Voltando ao palácio

Não podia deixar de voltar a ele. Ele domina a paisagem da cidade. Volto a ele e voltarei como se volta a uma peregrinação, carregada de emoção. A primeira vez que lá entrei era noite, uma noite mágica, véspera de São João (La Sant Joan festa maior á Perpinhá) com grande animação nos seus jardins exteriores e interiores. Voltei a ele pouco depois, com o meu amor de adolescência. Havia muito que não voltara a ver aqueles olhos verdes e o meu coração continuava a bater como se o tempo tivesse apagado as cicatrizes da dor que sentira outrora. Deambulamos pelas salas quase vazias dos aposentos do rei, das capelas, da Aula, o corredor íntimo entre os apartamentos reais, as escadas em caracol apertadas escavadas na pedra das capelas.

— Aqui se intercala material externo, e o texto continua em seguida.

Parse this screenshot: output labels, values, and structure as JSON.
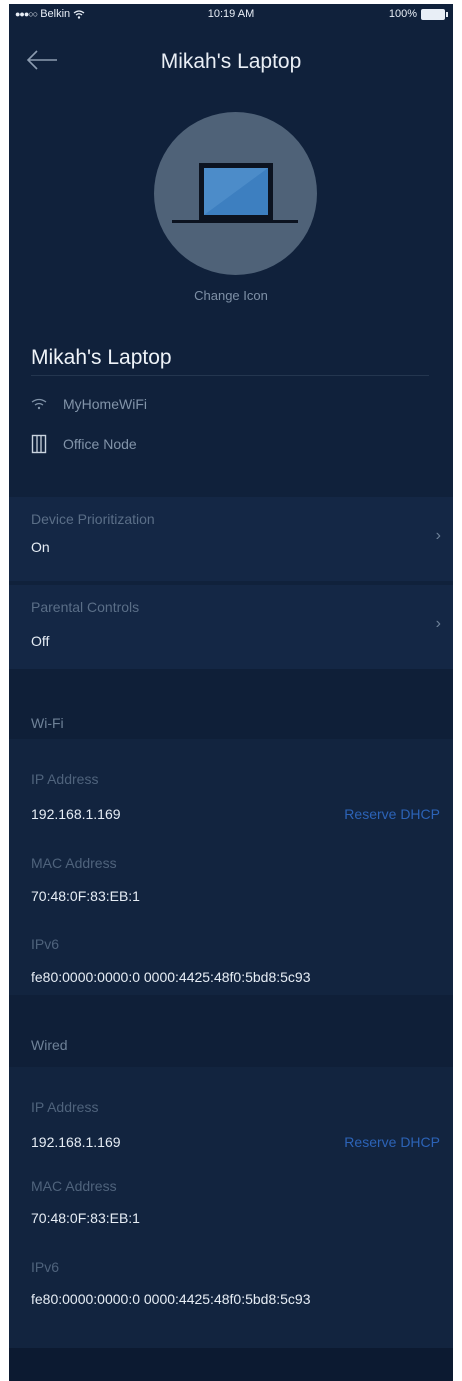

Mas é na parte mais recôndita, lúgubre e escura do palácio- fortaleza, nas masmorras, que nos detivemos a maior parte do tempo. Aqueles espaços recebiam uma exposição de pintura Barroca. Com uma iluminação muito ténua e uma decoração em panos escarlates, as masmorras adquiriram uma atmosfera teatral, transformando-se num palco. Eras tu e era eu, sós, nós os dois, encenando não sei que peça, não sei que personagens... só sei do meu desejo de mergulhar e perder-me no teu mar apagando o fogo de uma noite de São João.